Nujoma’s homophobic attack comes in the wake of other anti-democratic domestic and foreign policy initiatives, including the use of violence to repress trade union leaders at home and promoting militarism abroad. It is not by chance that this recent outburst against homosexuals in Namibia comes just when the government has to leave the Democratic Republic of the Congo. Both societies committed troops to assist Laurent Kabila at a time when negotiations would have strengthened the democratic forces in the whole of Southern Africa. More importantly, these leaders committed their soldiers to train and fight beside those who committed genocide in Rwanda. With this track record and the fact that these two leaders did not condemn the late Kabila when he called on people in his country to kill Tutsis, the attacks on same gender loving people are by no means an unfamiliar occurrence. In recent years, violence and hostility against gays and lesbians has arisen in tandem with a search for new sources of legitimacy for their increasingly unpopular regimes.

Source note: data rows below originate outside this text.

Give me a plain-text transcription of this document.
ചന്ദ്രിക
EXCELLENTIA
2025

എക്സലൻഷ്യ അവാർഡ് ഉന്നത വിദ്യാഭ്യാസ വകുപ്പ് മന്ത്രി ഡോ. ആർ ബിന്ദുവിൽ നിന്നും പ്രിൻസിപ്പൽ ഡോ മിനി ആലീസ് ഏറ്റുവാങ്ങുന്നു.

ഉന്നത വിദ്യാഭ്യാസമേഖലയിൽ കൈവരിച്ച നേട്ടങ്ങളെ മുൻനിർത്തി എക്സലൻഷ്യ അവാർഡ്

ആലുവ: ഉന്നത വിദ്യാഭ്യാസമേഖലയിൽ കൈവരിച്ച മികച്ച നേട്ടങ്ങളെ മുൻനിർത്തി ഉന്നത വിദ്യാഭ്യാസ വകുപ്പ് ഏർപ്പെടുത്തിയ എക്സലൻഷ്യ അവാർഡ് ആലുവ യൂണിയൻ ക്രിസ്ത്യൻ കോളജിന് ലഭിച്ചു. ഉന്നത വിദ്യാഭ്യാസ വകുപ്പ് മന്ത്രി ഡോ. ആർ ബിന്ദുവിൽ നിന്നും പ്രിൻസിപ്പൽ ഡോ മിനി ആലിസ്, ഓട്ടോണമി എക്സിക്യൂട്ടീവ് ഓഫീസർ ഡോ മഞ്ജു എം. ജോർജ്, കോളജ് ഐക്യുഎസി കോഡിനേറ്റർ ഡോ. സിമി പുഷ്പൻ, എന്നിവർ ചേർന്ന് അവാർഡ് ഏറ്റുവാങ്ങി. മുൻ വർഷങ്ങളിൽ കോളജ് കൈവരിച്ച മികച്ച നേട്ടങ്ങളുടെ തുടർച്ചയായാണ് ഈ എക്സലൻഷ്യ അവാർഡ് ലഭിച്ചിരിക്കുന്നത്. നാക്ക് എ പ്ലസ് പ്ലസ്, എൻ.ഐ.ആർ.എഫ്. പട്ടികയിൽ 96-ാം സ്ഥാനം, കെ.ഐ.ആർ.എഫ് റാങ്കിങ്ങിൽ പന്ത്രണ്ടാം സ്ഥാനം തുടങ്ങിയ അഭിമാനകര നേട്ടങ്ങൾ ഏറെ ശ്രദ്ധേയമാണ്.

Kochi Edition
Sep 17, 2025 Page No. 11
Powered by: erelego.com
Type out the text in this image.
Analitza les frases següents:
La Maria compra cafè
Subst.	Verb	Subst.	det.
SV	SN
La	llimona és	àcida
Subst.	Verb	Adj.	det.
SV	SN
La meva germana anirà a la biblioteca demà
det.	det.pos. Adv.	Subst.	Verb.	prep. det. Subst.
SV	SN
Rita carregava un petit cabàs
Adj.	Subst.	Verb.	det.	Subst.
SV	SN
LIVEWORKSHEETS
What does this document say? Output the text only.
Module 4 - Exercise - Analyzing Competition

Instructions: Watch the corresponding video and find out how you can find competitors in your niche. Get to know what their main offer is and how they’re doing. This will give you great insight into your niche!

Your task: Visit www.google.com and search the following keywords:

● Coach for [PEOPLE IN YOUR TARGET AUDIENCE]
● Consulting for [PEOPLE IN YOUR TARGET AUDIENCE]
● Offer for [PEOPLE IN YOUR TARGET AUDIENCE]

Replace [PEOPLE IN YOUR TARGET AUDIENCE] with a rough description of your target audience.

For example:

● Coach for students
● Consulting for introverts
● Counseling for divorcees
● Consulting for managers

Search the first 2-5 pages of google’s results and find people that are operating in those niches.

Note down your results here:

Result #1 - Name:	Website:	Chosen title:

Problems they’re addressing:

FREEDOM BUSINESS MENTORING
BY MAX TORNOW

But there is another aspect to consider as well as a lesson to be learned. Most anti-colonial and national liberation movements (and even our own civil rights/black power movements) of the 60s, 70s and 80s were ideologically weak on questions of misogyny and homophobia. While the most advanced groups made sure that gender equality was a part of stated political goals, clear positions against homophobia were noticeably absent. Moreover, even the struggle against misogyny was not a structural part of the movements’ ongoing internal development. Our conclusion is that freedom movements which neglect the ideological development of their members risk the continued operation of reactionary policies when these leaders ascend to state power.
Point IX of the BRC Freedom Agenda states “We affirm the right of all people to love whom they choose, to openly express their sexuality, and to live in the family units that meet their needs. We support anti-homophobic instruction in the public schools, and we believe that violence against lesbians, gay men, bisexuals and the transgendered should be prosecuted to the fullest extent of laws that specifically prohibit abuses in this category of human rights.”
The Black Radical Congress calls upon all democratic-minded and freedom loving people to rally against the spread of homophobia throughout the world. And to those who have a particular affinity to the struggles for democracy and freedom in Africa, we ask that you make known your opposition to Nujoma’s vicious assault on the human rights of homosexuals in Namibia, and to meet the callous disregard for human rights on display in Southern Africa with organized resistance. The Black Radical Congress likewise reconfirms our commitment to fighting such reactionary tendencies within our own movements. The struggle against homophobia, sexism, racism, and all the forces that are destructive to the basic rights of humanity is indivisible from the struggle against neo-colonialism and imperialism.